Friday, March 28, 2008


1911. New York's Triangle Shirtwaist Factory at Washington Place and Greene Street has a fire March 25 and 146 people are killed, most of them sweatshop seamstresses who are unable to escape. The tragedy brings new demands for better working conditions.

1911. California women gain suffrage by constitutional amendment.

1911. The Purchasing Power of Money by Yale political economy professor Irving Fisher advances the thesis that prices rise in proportion to the supply of money and the velocity with which money circulates. Fisher pioneers in "indexing" the economy with price indexes, cost-of-living indexes, etc.

1911. The Supreme Court breaks up John D. Rockefeller's Standard Oil Company trust, ruling in the case against "unreasonable" restraints of trade where a company has "purpose or intent" to exercise monopoly power in violation of the Sherman Act of 1890.

1911. The electric self-starter for motorcar and truck engines invented by C.F. Kettering improves automobile safety.

1911. The first SAE handbook on standardization is published by the 6-year-old Society of Automotive Engineers. Beginning with spark plugs and carburetor flanges, the SAE will standardize screw threads, bolts, nuts, and other automotive components.

1911. The first Indianapolis 500-mile motorcar race is held May 30.

1911. The last horse-drawn bus of the London General Omnibus Company goes out of service.

1911. Nellie Bly's 1889-1890 round-the-world record of 72 days falls to Andre Jaeger-Schmidt, who circles the earth from Paris to Paris in 39 days, 19 hours, traveling by ship and rail.

1911. The first direct telephone link between New York and Denver opens May 8.

1911. Bell & Howell's Albert S. Howell develops a continuous printer that makes copies of motion pictures automatically and economically to permit mass distribution.

1911. Keystone Co. is founded by Canadian-American motion picture pioneer Mack Sennett.

1911. Popular songs: "Alexander's Ragtime Band"; "Everybody's Doin' It"; "I Want a Girl Just Like the Girl that Married Dear Old Dad"; "Memphis Blues"; "When I was Twenty-one and You Were Sweet Sixteen"; "Goodnight Ladies"; "Oh, You Beautiful Doll"; "My Melancholy Baby"; "Roamin' in the Gloamin."

1911. The Supreme Court breaks up James B. Duke's American Tobacco Co.

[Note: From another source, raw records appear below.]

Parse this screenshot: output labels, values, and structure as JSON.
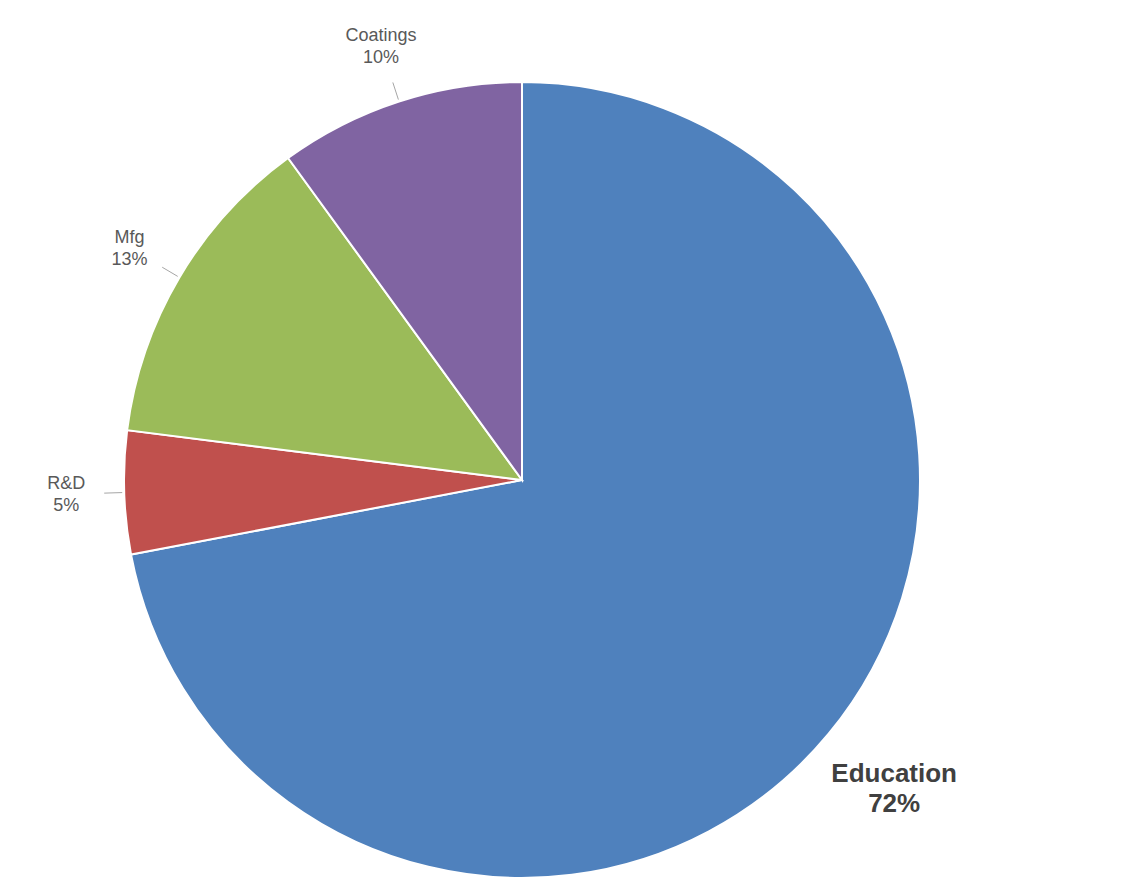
{
  "chart_data": {
    "type": "pie",
    "categories": [
      "Education",
      "R&D",
      "Mfg",
      "Coatings"
    ],
    "values": [
      72,
      5,
      13,
      10
    ],
    "value_labels": [
      "72%",
      "5%",
      "13%",
      "10%"
    ],
    "colors": [
      "#4f81bd",
      "#c0504d",
      "#9bbb59",
      "#8064a2"
    ],
    "data_labels": true
  }
}
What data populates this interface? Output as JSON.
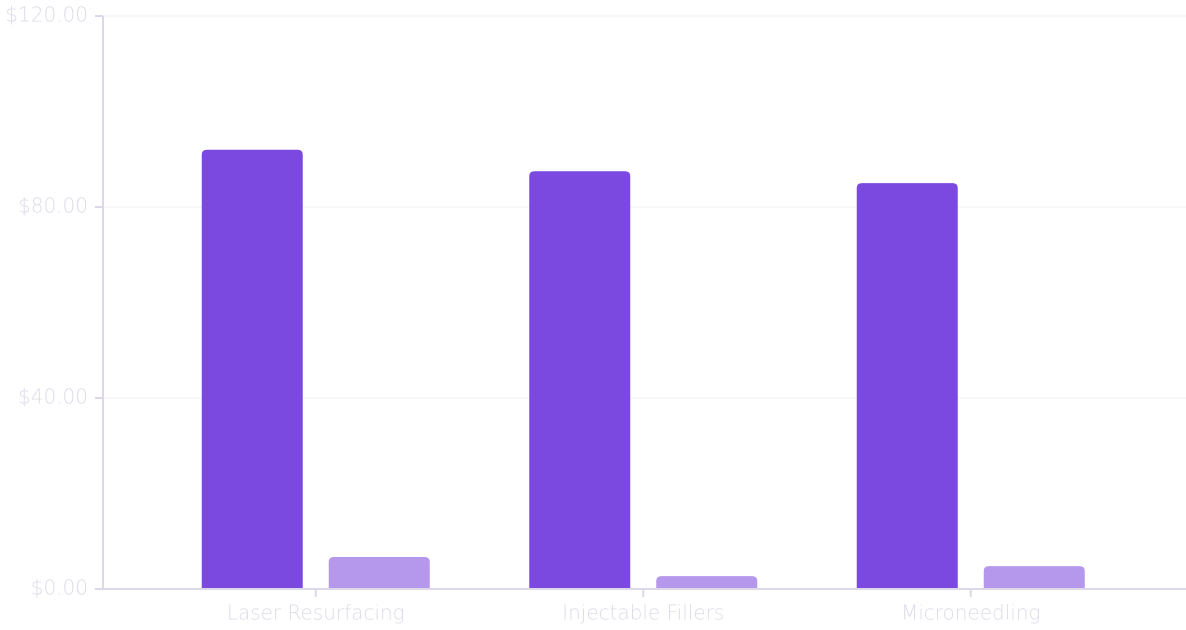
{
  "chart_data": {
    "type": "bar",
    "categories": [
      "Laser Resurfacing",
      "Injectable Fillers",
      "Microneedling"
    ],
    "series": [
      {
        "color": "#7b49e0",
        "values": [
          92,
          87.5,
          85
        ]
      },
      {
        "color": "#b597ec",
        "values": [
          6.7,
          2.7,
          4.8
        ]
      }
    ],
    "ylim": [
      0,
      120
    ],
    "yticks": [
      {
        "value": 0,
        "label": "$0.00"
      },
      {
        "value": 40,
        "label": "$40.00"
      },
      {
        "value": 80,
        "label": "$80.00"
      },
      {
        "value": 120,
        "label": "$120.00"
      }
    ],
    "grid": true
  }
}
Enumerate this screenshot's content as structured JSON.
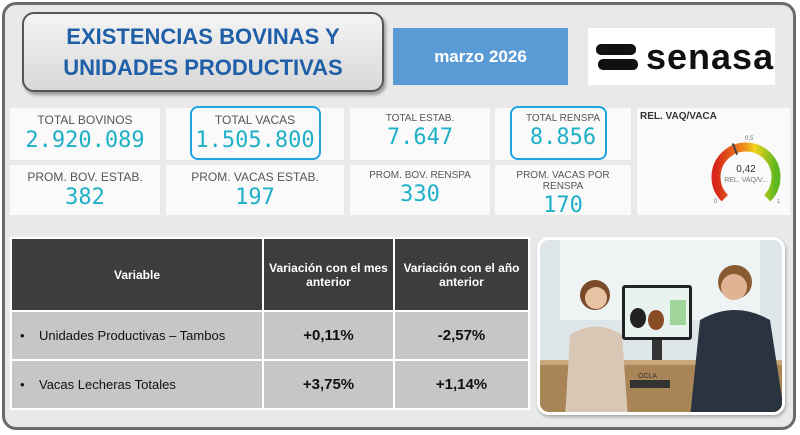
{
  "header": {
    "title_line1": "EXISTENCIAS BOVINAS Y",
    "title_line2": "UNIDADES PRODUCTIVAS",
    "date": "marzo 2026",
    "logo_text": "senasa"
  },
  "kpis": {
    "total_bovinos": {
      "label": "TOTAL BOVINOS",
      "value": "2.920.089"
    },
    "total_vacas": {
      "label": "TOTAL VACAS",
      "value": "1.505.800"
    },
    "total_estab": {
      "label": "TOTAL ESTAB.",
      "value": "7.647"
    },
    "total_renspa": {
      "label": "TOTAL RENSPA",
      "value": "8.856"
    },
    "prom_bov_estab": {
      "label": "PROM. BOV. ESTAB.",
      "value": "382"
    },
    "prom_vacas_estab": {
      "label": "PROM. VACAS ESTAB.",
      "value": "197"
    },
    "prom_bov_renspa": {
      "label": "PROM. BOV. RENSPA",
      "value": "330"
    },
    "prom_vacas_renspa": {
      "label": "PROM. VACAS POR RENSPA",
      "value": "170"
    }
  },
  "gauge": {
    "title": "REL. VAQ/VACA",
    "value": 0.42,
    "value_label": "0,42",
    "sub_label": "REL. VAQ/V...",
    "min": "0",
    "max": "1",
    "target": "0,5",
    "target_value": 0.5
  },
  "table": {
    "headers": [
      "Variable",
      "Variación con el mes anterior",
      "Variación con el año anterior"
    ],
    "rows": [
      {
        "variable": "Unidades Productivas – Tambos",
        "mes": "+0,11%",
        "anio": "-2,57%"
      },
      {
        "variable": "Vacas Lecheras Totales",
        "mes": "+3,75%",
        "anio": "+1,14%"
      }
    ]
  },
  "image": {
    "laptop_label": "OCLA"
  }
}
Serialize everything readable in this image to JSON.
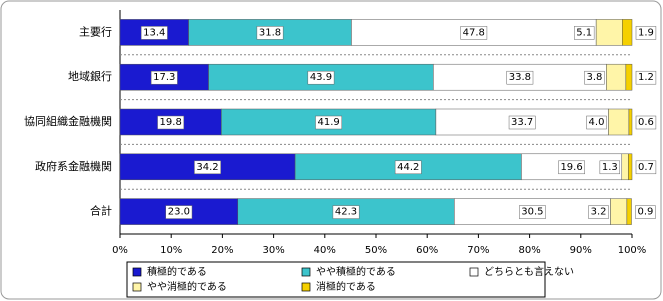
{
  "chart_data": {
    "type": "stacked-bar-horizontal",
    "categories": [
      "主要行",
      "地域銀行",
      "協同組織金融機関",
      "政府系金融機関",
      "合計"
    ],
    "series": [
      {
        "name": "積極的である",
        "color": "#1a1ad0",
        "values": [
          13.4,
          17.3,
          19.8,
          34.2,
          23.0
        ],
        "value_labels": [
          "13.4",
          "17.3",
          "19.8",
          "34.2",
          "23.0"
        ]
      },
      {
        "name": "やや積極的である",
        "color": "#3cc4cc",
        "values": [
          31.8,
          43.9,
          41.9,
          44.2,
          42.3
        ],
        "value_labels": [
          "31.8",
          "43.9",
          "41.9",
          "44.2",
          "42.3"
        ]
      },
      {
        "name": "どちらとも言えない",
        "color": "#ffffff",
        "values": [
          47.8,
          33.8,
          33.7,
          19.6,
          30.5
        ],
        "value_labels": [
          "47.8",
          "33.8",
          "33.7",
          "19.6",
          "30.5"
        ]
      },
      {
        "name": "やや消極的である",
        "color": "#fff5a8",
        "values": [
          5.1,
          3.8,
          4.0,
          1.3,
          3.2
        ],
        "value_labels": [
          "5.1",
          "3.8",
          "4.0",
          "1.3",
          "3.2"
        ]
      },
      {
        "name": "消極的である",
        "color": "#f5d000",
        "values": [
          1.9,
          1.2,
          0.6,
          0.7,
          0.9
        ],
        "value_labels": [
          "1.9",
          "1.2",
          "0.6",
          "0.7",
          "0.9"
        ]
      }
    ],
    "xlim": [
      0,
      100
    ],
    "xticks": [
      {
        "value": 0,
        "label": "0%"
      },
      {
        "value": 10,
        "label": "10%"
      },
      {
        "value": 20,
        "label": "20%"
      },
      {
        "value": 30,
        "label": "30%"
      },
      {
        "value": 40,
        "label": "40%"
      },
      {
        "value": 50,
        "label": "50%"
      },
      {
        "value": 60,
        "label": "60%"
      },
      {
        "value": 70,
        "label": "70%"
      },
      {
        "value": 80,
        "label": "80%"
      },
      {
        "value": 90,
        "label": "90%"
      },
      {
        "value": 100,
        "label": "100%"
      }
    ]
  }
}
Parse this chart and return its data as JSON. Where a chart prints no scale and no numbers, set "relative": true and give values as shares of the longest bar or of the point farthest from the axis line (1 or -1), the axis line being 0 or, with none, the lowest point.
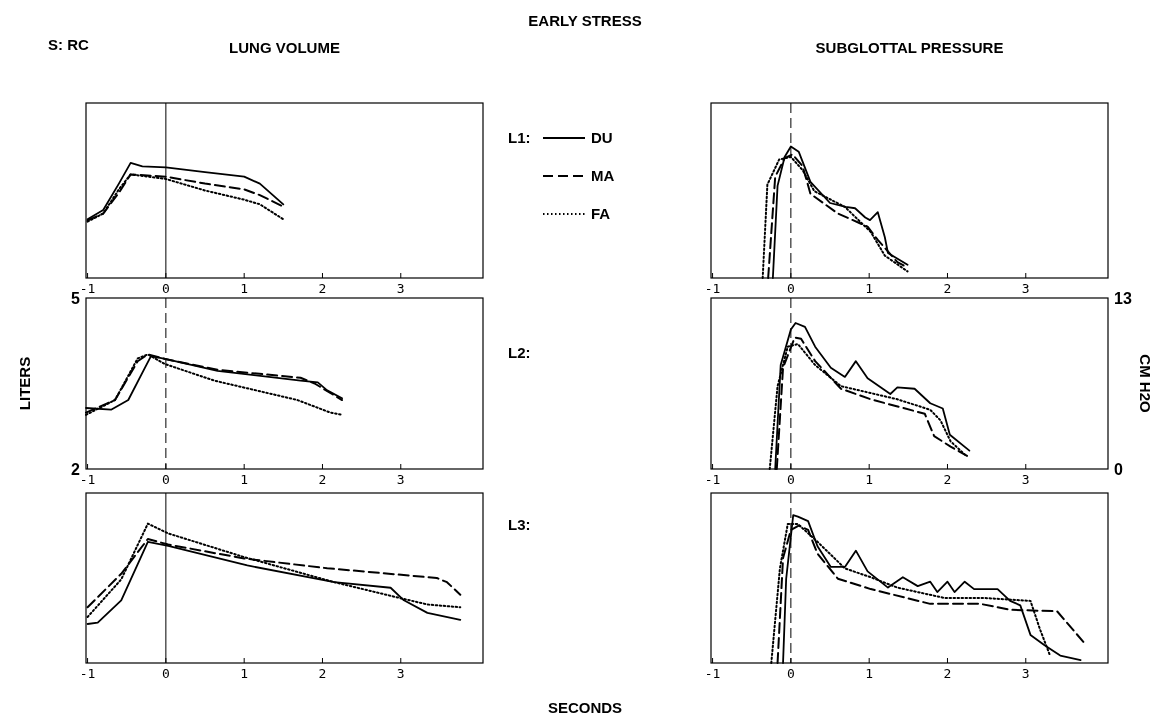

Trust.

1911. German architect Walter Gropius designs a steel skeleton building whose only wall are glass.

1911. A paper presented to the American Society of Mechanical Engineers by Willis H. Carrier will be the basis of modern air conditioning.

1911. China's Yangtze River floods its banks in early September, killing an estimated 100,000.

1911. U.S. inventor Benjamin Holt devises an improved combine that harvests, threshes and cleans wheat.

1911. Famine reduces 30 million Russians to starvation, but 13.7 million tons of Russian grain, mostly wheat, are shipped abroad.

1911. Polish biochemist Casimir Funk at London's Lister Institute introduces the word "vitamines." If the enzymes discovered by the late Wilhelm Kuhane in 1878 are to work prperly they sometimes require coenzymes and he calls these coenzymes "vitamines."

1911. New York's Ellis Island has a record one-day influx of 11,745 immigrants. The U.S. population is at least 25% foreign-born in nearly every part of the country outside the South.

Ethan Frome. Edith Wharton. American. 1911. Novel. Typical New England village. Ethan vs. hypochondriac wife. Loves her cousin. They try suicide. Fail. They become invalids and the roles are reversed.

Hadzhi Murad. Leo Tolstoy. Russian. 1911. Novel. Cossack uprising. Leader deserts, then returns to the people, knowing they will kill him.

Jennie Gerhardt. Theodore Dreiser. American. 1911. Novel. A patient Griselda. Much misused. Patient acceptance.

Mr. Perrin and Mr. Traill. Hugh Walpole. British. 1911. Novel. English boys' boarding school; inbred, tense lives of the teachers.

The New Machiavelli. H.G. Wells. British. 1911. Novel. Handbook of English political life on the eve of WWI.

Under Western Eyes. Joseph Conrad. British. 1911. Novel. Nineteenth-century Russian police state and extremist revolutionaries. Betrays fellow student who has assassinated an official. Falls in love with his sister. Confesses truth to the revolutionaries and is brutally beaten, left for dead. Returns to Russia. "Western eyes" are those of the Englishman who reads and comments on his diary.

Zuleika Dobson. Max Beerbohm. British. 1911. Novel. Fantastic, satirical novel. Oxford undergrads drown themselves for love of a beautiful young woman.